WHAT HE DREW FROM SOME LINES OF POETRY.
One day we went together into the cell of a certain Carthusian monk, a man whose rare beauty of mind, and extraordinary piety, drew many to visit him, and in later days have taken his candlestick from under its bushel and set it up on high as one of the lights of the French Church.
He had written in capital letters round the walls of his cell these two beautiful lines of an old Latin poet:
Tu mihi curarum requies, tu nocte vel atra
Lumen, et in solis tu mihi turba locis.[1]
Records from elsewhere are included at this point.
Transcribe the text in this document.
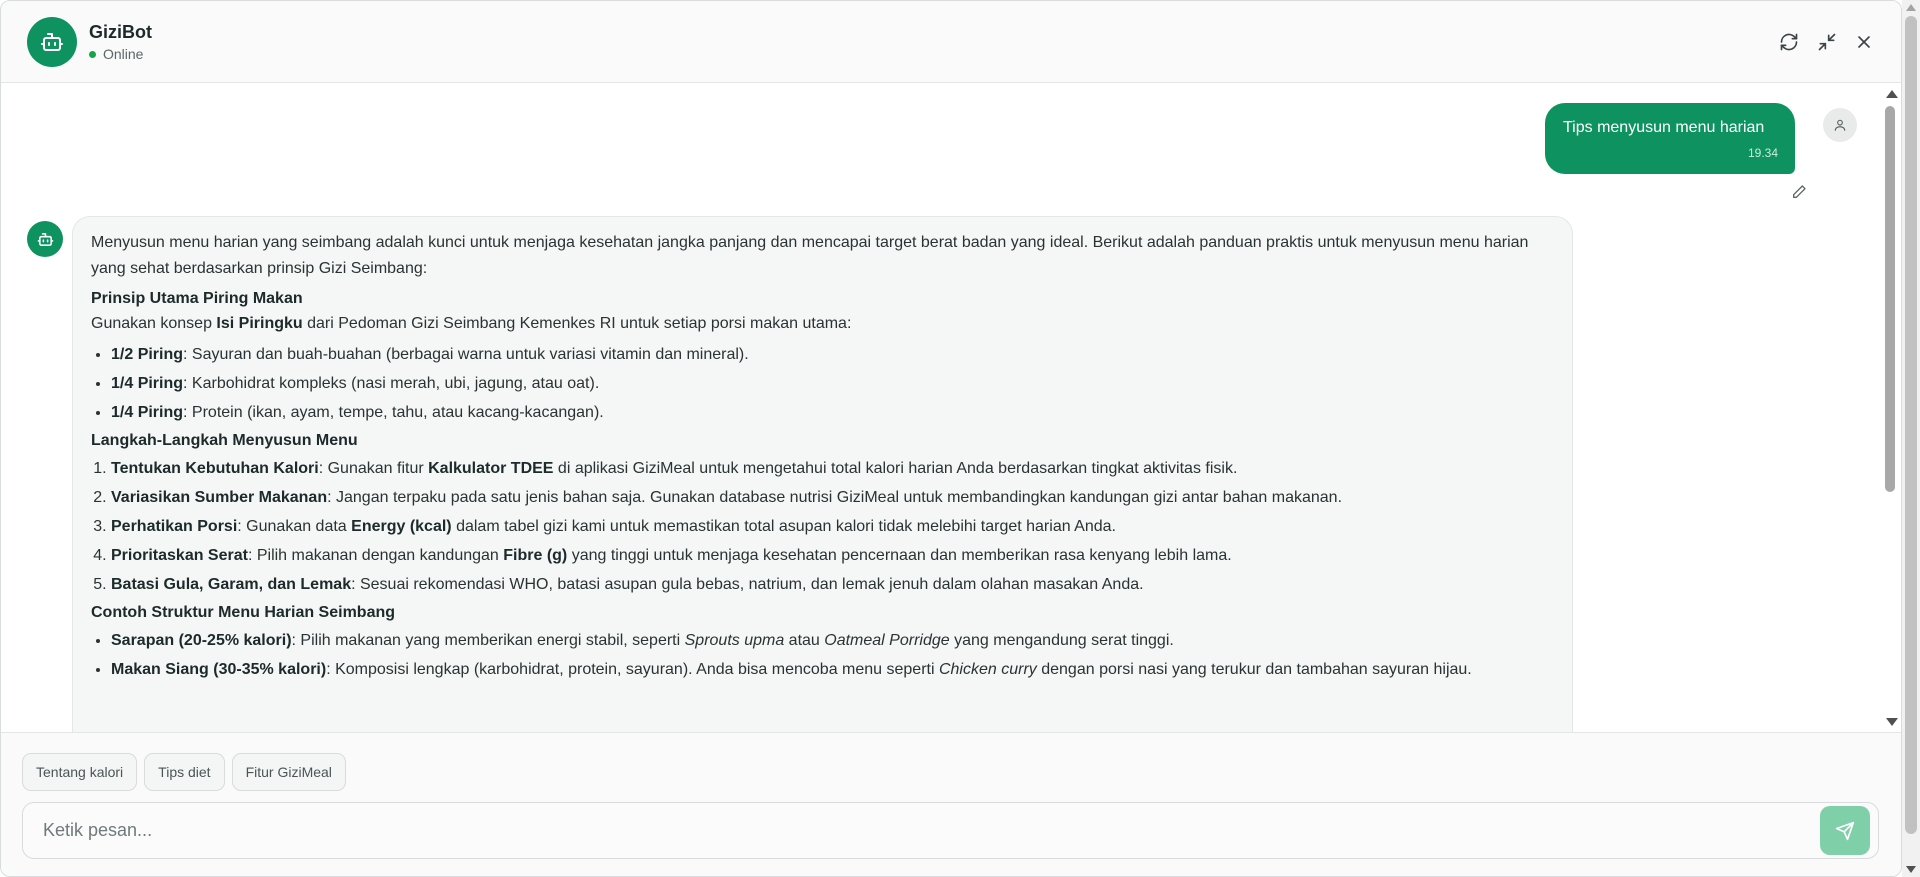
GiziBot
Online
Tips menyusun menu harian
19.34

Menyusun menu harian yang seimbang adalah kunci untuk menjaga kesehatan jangka panjang dan mencapai target berat badan yang ideal. Berikut adalah panduan praktis untuk menyusun menu harian yang sehat berdasarkan prinsip Gizi Seimbang:

Prinsip Utama Piring Makan

Gunakan konsep Isi Piringku dari Pedoman Gizi Seimbang Kemenkes RI untuk setiap porsi makan utama:

• 1/2 Piring: Sayuran dan buah-buahan (berbagai warna untuk variasi vitamin dan mineral).
• 1/4 Piring: Karbohidrat kompleks (nasi merah, ubi, jagung, atau oat).
• 1/4 Piring: Protein (ikan, ayam, tempe, tahu, atau kacang-kacangan).
Langkah-Langkah Menyusun Menu
1. Tentukan Kebutuhan Kalori: Gunakan fitur Kalkulator TDEE di aplikasi GiziMeal untuk mengetahui total kalori harian Anda berdasarkan tingkat aktivitas fisik.
2. Variasikan Sumber Makanan: Jangan terpaku pada satu jenis bahan saja. Gunakan database nutrisi GiziMeal untuk membandingkan kandungan gizi antar bahan makanan.
3. Perhatikan Porsi: Gunakan data Energy (kcal) dalam tabel gizi kami untuk memastikan total asupan kalori tidak melebihi target harian Anda.
4. Prioritaskan Serat: Pilih makanan dengan kandungan Fibre (g) yang tinggi untuk menjaga kesehatan pencernaan dan memberikan rasa kenyang lebih lama.
5. Batasi Gula, Garam, dan Lemak: Sesuai rekomendasi WHO, batasi asupan gula bebas, natrium, dan lemak jenuh dalam olahan masakan Anda.
Contoh Struktur Menu Harian Seimbang
• Sarapan (20-25% kalori): Pilih makanan yang memberikan energi stabil, seperti Sprouts upma atau Oatmeal Porridge yang mengandung serat tinggi.
• Makan Siang (30-35% kalori): Komposisi lengkap (karbohidrat, protein, sayuran). Anda bisa mencoba menu seperti Chicken curry dengan porsi nasi yang terukur dan tambahan sayuran hijau.
Tentang kalori	Tips diet	Fitur GiziMeal
Ketik pesan...
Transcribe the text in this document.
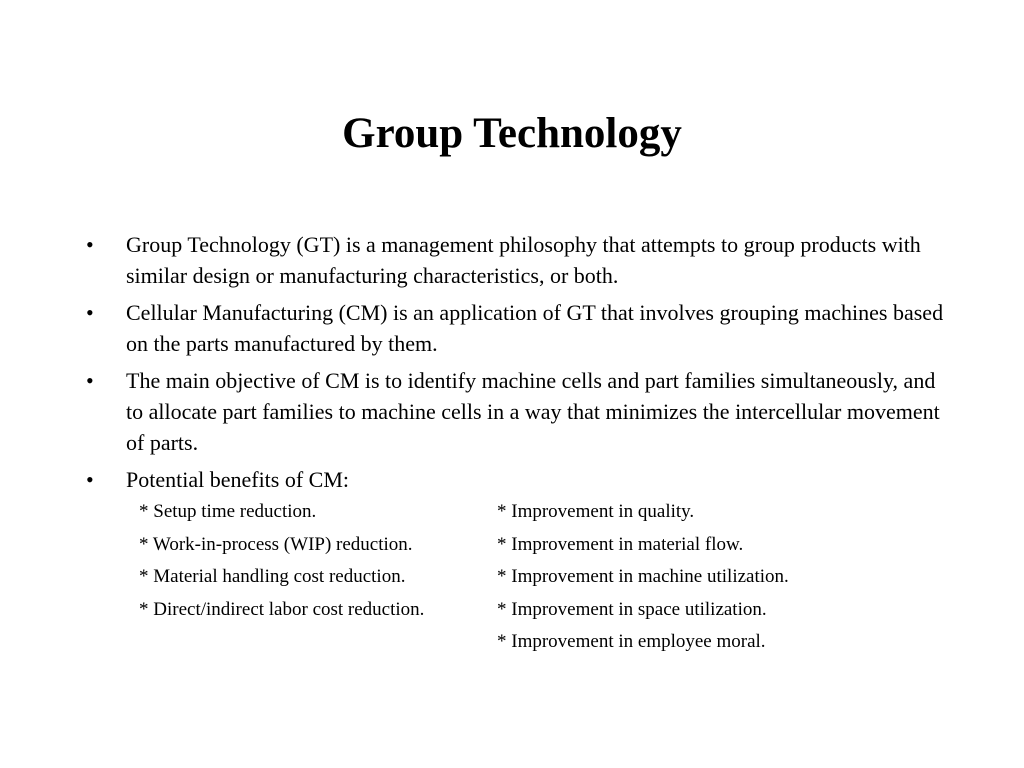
Group Technology
•	Group Technology (GT) is a management philosophy that attempts to group products with similar design or manufacturing characteristics, or both.
•	Cellular Manufacturing (CM) is an application of GT that involves grouping machines based on the parts manufactured by them.
•	The main objective of CM is to identify machine cells and part families simultaneously, and to allocate part families to machine cells in a way that minimizes the intercellular movement of parts.
•	Potential benefits of CM:
* Setup time reduction.
* Work-in-process (WIP) reduction.
* Material handling cost reduction.
* Direct/indirect labor cost reduction.
* Improvement in quality.
* Improvement in material flow.
* Improvement in machine utilization.
* Improvement in space utilization.
* Improvement in employee moral.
Thou art my rest in grief and care,
My light in blackest gloom;
In solitude which thou dost share,
For crowds there is no room.
Our Blessed Father read and re-read these lines several times, thinking them so beautiful that he wished to engrave them on his memory, believing that they had been written by some Christian poet, perhaps Prudentius. Finding, however, that they were composedly a pagan, and on a profane subject, he said it was indeed a pity that so brilliant a burst of light should only have flashed out from the gross darkness of heathenism. "However," he continued, "this good Father has made the vessels of the Egyptians into a tabernacle, lining it with the steel mirrors which had lent themselves to feminine vanity. Thus it is that to the pure all things are pure. This, indeed, is quite a different thing from the way of acting of those who make light of the holy words of Scripture, using them carelessly and even jestingly in idle conversation, a practice intolerable among Christians who profess to reverence these oracles of salvation."
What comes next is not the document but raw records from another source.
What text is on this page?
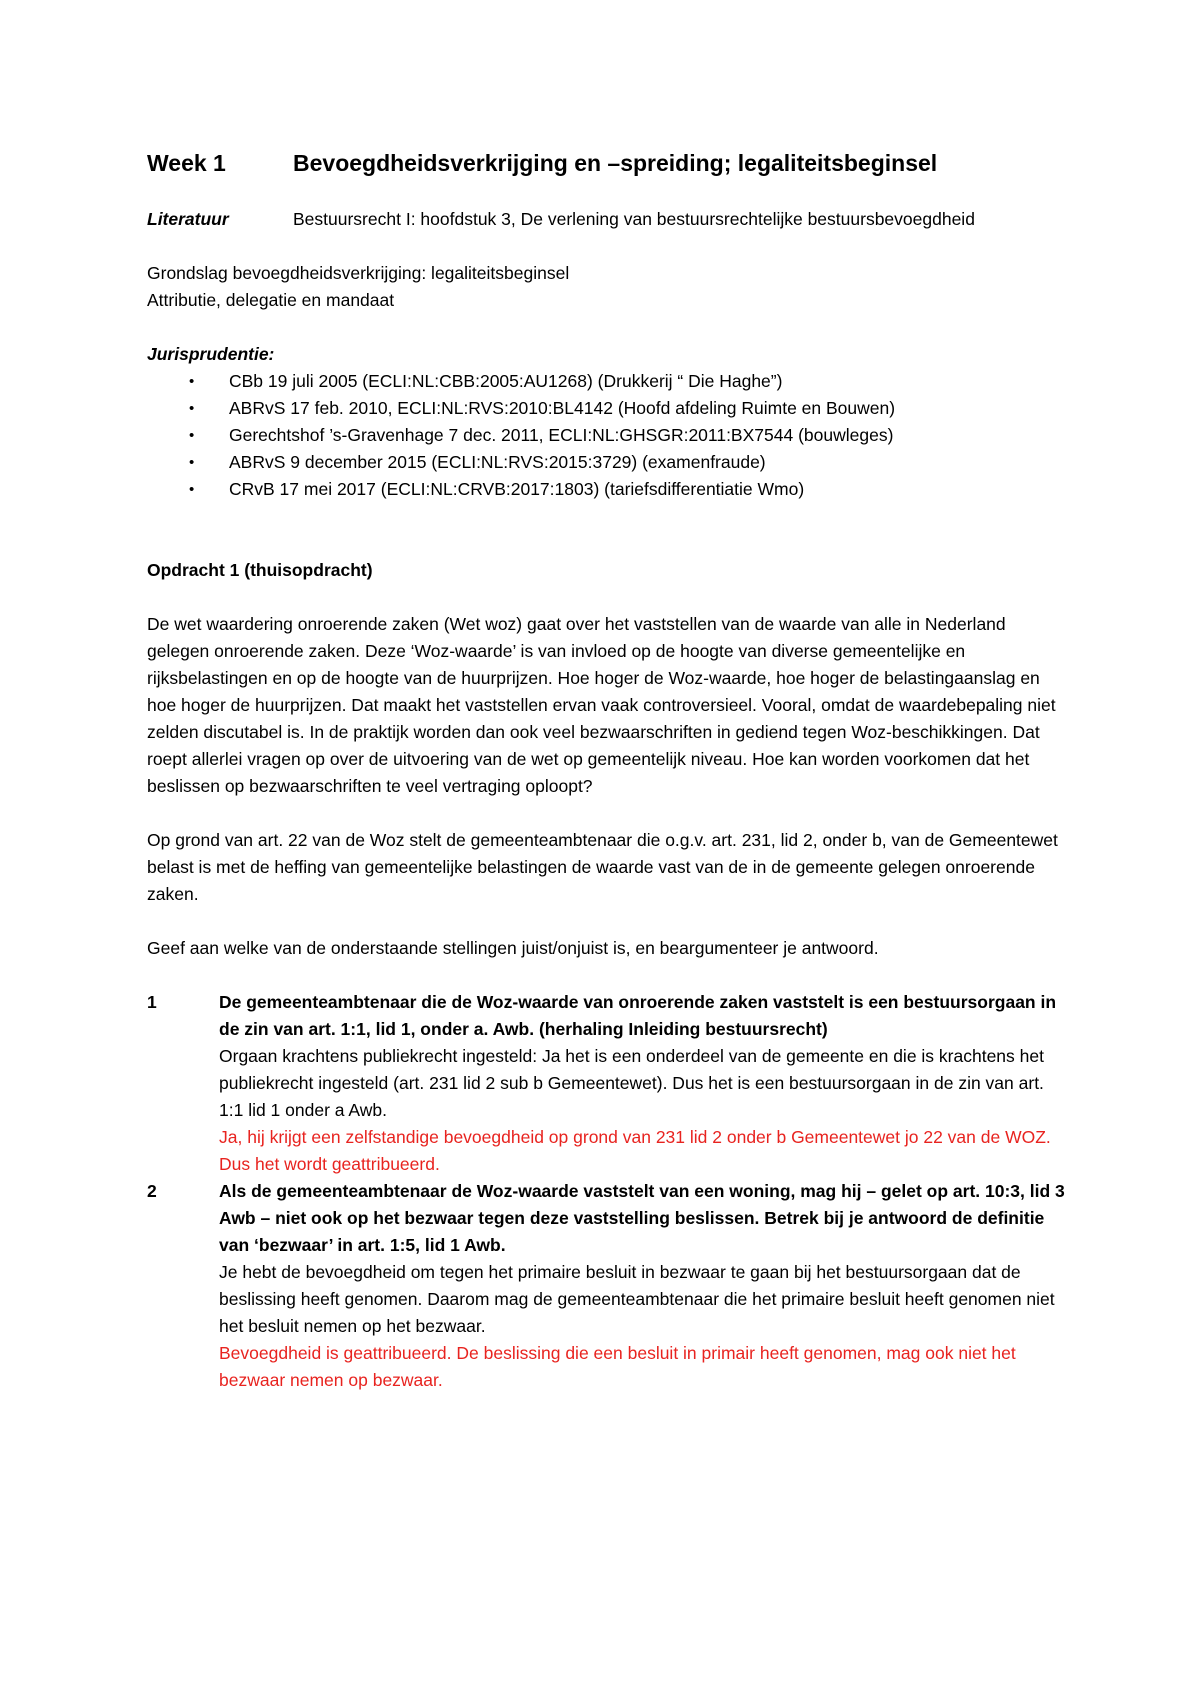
Week 1	Bevoegdheidsverkrijging en –spreiding; legaliteitsbeginsel
Literatuur	Bestuursrecht I: hoofdstuk 3, De verlening van bestuursrechtelijke bestuursbevoegdheid
Grondslag bevoegdheidsverkrijging: legaliteitsbeginsel
Attributie, delegatie en mandaat
Jurisprudentie:
•	CBb 19 juli 2005 (ECLI:NL:CBB:2005:AU1268) (Drukkerij “ Die Haghe”)
•	ABRvS 17 feb. 2010, ECLI:NL:RVS:2010:BL4142 (Hoofd afdeling Ruimte en Bouwen)
•	Gerechtshof ’s-Gravenhage 7 dec. 2011, ECLI:NL:GHSGR:2011:BX7544 (bouwleges)
•	ABRvS 9 december 2015 (ECLI:NL:RVS:2015:3729) (examenfraude)
•	CRvB 17 mei 2017 (ECLI:NL:CRVB:2017:1803) (tariefsdifferentiatie Wmo)
Opdracht 1 (thuisopdracht)

De wet waardering onroerende zaken (Wet woz) gaat over het vaststellen van de waarde van alle in Nederland gelegen onroerende zaken. Deze ‘Woz-waarde’ is van invloed op de hoogte van diverse gemeentelijke en rijksbelastingen en op de hoogte van de huurprijzen. Hoe hoger de Woz-waarde, hoe hoger de belastingaanslag en hoe hoger de huurprijzen. Dat maakt het vaststellen ervan vaak controversieel. Vooral, omdat de waardebepaling niet zelden discutabel is. In de praktijk worden dan ook veel bezwaarschriften in gediend tegen Woz-beschikkingen. Dat roept allerlei vragen op over de uitvoering van de wet op gemeentelijk niveau. Hoe kan worden voorkomen dat het beslissen op bezwaarschriften te veel vertraging oploopt?

Op grond van art. 22 van de Woz stelt de gemeenteambtenaar die o.g.v. art. 231, lid 2, onder b, van de Gemeentewet belast is met de heffing van gemeentelijke belastingen de waarde vast van de in de gemeente gelegen onroerende zaken.

Geef aan welke van de onderstaande stellingen juist/onjuist is, en beargumenteer je antwoord.

1	De gemeenteambtenaar die de Woz-waarde van onroerende zaken vaststelt is een bestuursorgaan in de zin van art. 1:1, lid 1, onder a. Awb. (herhaling Inleiding bestuursrecht)
Orgaan krachtens publiekrecht ingesteld: Ja het is een onderdeel van de gemeente en die is krachtens het publiekrecht ingesteld (art. 231 lid 2 sub b Gemeentewet). Dus het is een bestuursorgaan in de zin van art. 1:1 lid 1 onder a Awb.
Ja, hij krijgt een zelfstandige bevoegdheid op grond van 231 lid 2 onder b Gemeentewet jo 22 van de WOZ. Dus het wordt geattribueerd.
2	Als de gemeenteambtenaar de Woz-waarde vaststelt van een woning, mag hij – gelet op art. 10:3, lid 3 Awb – niet ook op het bezwaar tegen deze vaststelling beslissen. Betrek bij je antwoord de definitie van ‘bezwaar’ in art. 1:5, lid 1 Awb.
Je hebt de bevoegdheid om tegen het primaire besluit in bezwaar te gaan bij het bestuursorgaan dat de beslissing heeft genomen. Daarom mag de gemeenteambtenaar die het primaire besluit heeft genomen niet het besluit nemen op het bezwaar.
Bevoegdheid is geattribueerd. De beslissing die een besluit in primair heeft genomen, mag ook niet het bezwaar nemen op bezwaar.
We then began to analyse these beautiful lines, taking them in the sense in which the holy monk had taken them when he wrote them on his walls, namely, as addressed to God. Our Blessed Father said that God alone was the repose of those who had quitted the world and its cares to listen to His voice speaking to their hearts in solitude, and that without this attentive hearkening, solitude would be a long martyrdom, and a source of anxiety in place of a centre of tranquillity.
At the same time he said that those who were burdened with Martha's busy anxieties would not fail to enjoy in the very midst of their hearts the deep peace of Mary's better part, provided they carried all their cares to God.
We saw afterwards another inscription containing these words of the
Psalmist:
This is my rest for ever and ever:
Here will I dwell for I have chosen it.[2]